Acostumbrados a manejar todo tipo de documentación, los profesionales del Archivo nunca habían recibido un depósito tan especial, un mosaico de detalles personales sobre el mapa del mundo en la segunda mitad del siglo XX. «Nos va a costar tiempo y dinero, pero aquí hay una mina», asume Aguinagalde. «Esto es una aventura. ¿Que va a salir algo interesante? ¿Que merece la pena? Seguro».
Sus cuadernos de viajes
«No esperaba que tantos amigos se reunieran en Ferraz 27 para despedirme». Entre los cuadernos que llenan cuatro archivadores hay uno de tapas negras y forrado que lleva por título 'El camino más corto', igual que el libro con el que fue pionero en la crónica de viajes y despertó muchas vocaciones. Narra su vuelta al mundo en un Toyota Land Cruiser junto a un grupo de reporteros norteamericanos. Se unió a la expedición en 1965, con 23 años, pero el libro no se publicó hasta 1978 porque al principio nadie lo quería editar, y en 2016 volvió a las librerías. Con tinta verde y entusiasmo de colegial, trazó el itinerario en las primeras páginas de su cuaderno. Tánger, Rabat, Egipto. «Después de haber sufrido el paso del desierto, la llegada a Alejandría es explosiva». En junio llegaron a Damasco - «en Siria cambia el panorama completamente»- y en julio a Irán, con 48 grados. «Un país tan grande como España, Gran Bretaña, Francia y Alemania, y en el que la sexta parte es desierto», anotó.

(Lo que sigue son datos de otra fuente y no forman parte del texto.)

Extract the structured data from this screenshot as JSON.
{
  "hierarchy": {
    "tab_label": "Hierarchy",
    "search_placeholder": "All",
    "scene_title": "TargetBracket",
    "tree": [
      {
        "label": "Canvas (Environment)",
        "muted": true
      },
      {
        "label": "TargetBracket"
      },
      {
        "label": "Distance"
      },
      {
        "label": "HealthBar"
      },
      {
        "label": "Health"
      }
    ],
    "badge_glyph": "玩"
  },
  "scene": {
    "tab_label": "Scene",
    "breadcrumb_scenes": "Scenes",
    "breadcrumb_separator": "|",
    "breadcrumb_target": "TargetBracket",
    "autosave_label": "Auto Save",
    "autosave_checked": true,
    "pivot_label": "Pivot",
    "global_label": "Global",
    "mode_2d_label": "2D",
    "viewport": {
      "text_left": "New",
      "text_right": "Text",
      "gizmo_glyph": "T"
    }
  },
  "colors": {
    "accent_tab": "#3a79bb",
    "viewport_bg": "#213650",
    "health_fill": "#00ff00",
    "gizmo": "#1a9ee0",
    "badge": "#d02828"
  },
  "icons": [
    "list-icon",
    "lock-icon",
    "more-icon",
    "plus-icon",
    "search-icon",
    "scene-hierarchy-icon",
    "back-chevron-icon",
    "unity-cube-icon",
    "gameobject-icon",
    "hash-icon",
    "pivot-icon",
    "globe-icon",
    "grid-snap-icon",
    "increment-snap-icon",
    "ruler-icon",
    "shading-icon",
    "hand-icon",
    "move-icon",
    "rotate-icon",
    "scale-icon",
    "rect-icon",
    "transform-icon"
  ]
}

Solía decir que un viaje empieza siempre en una librería. En sus cuadernos, de todos los colores, algunos franceses, otros hechos en Costa Rica, apuntaba con letra apretada y bastante legible sus primeras impresiones junto a los datos básicos de cada país. Uno de los más interesantes es el de Asia. «Fantástico: en el autobús no dan billete a extranjeros», escribió al llegar a Tailandia. «Aquí el americano es como un elefante entre un rebaño de ovejas, con pantalones llamativos. El europeo se camufla más».
Curtido en varios frentes, le marcó la guerra de Vietnam, que definía como «el más desafortunado país del mundo». Su desgracia «comienza mucho antes de agosto del 64», cuando Estados Unidos entró de lleno en el conflicto. Allí aprendió «los principios de la guerra antiguerrilla. Siempre pensando en el cambio de situaciones, flexibilidad. Lo principal es el adoctrinamiento político. Debe convencer al pueblo». Y en Irán tomó nota de los contrastes «entre la moda de París y el chador». «Se pierde uno en Teherán, accidentes en la calle, terribles taxistas». Sobre todo, «¡que no nos tomen por árabes!». Seguro que más de una vez a lo largo de sus viajes recordó el proverbio que alguien le enseñó aquel verano. «Donde está tu alfombra, ahí está tu casa».
Su pasión de cinéfilo
Si algo le gustaba a Leguineche casi tanto como escribir era el cine. «Era una cosa increíble», comenta su hermana Rosa. «Incluso montaron una productora que duró dos días». Cuenta con orgullo que fue jurado de la Seminci, otro de sus lazos con Valladolid, la ciudad donde estudió y donde aprendió el oficio en 'El Norte de Castilla'. Entre sus muchas acreditaciones, conservaba con especial cariño la de la prensa cinematográfica.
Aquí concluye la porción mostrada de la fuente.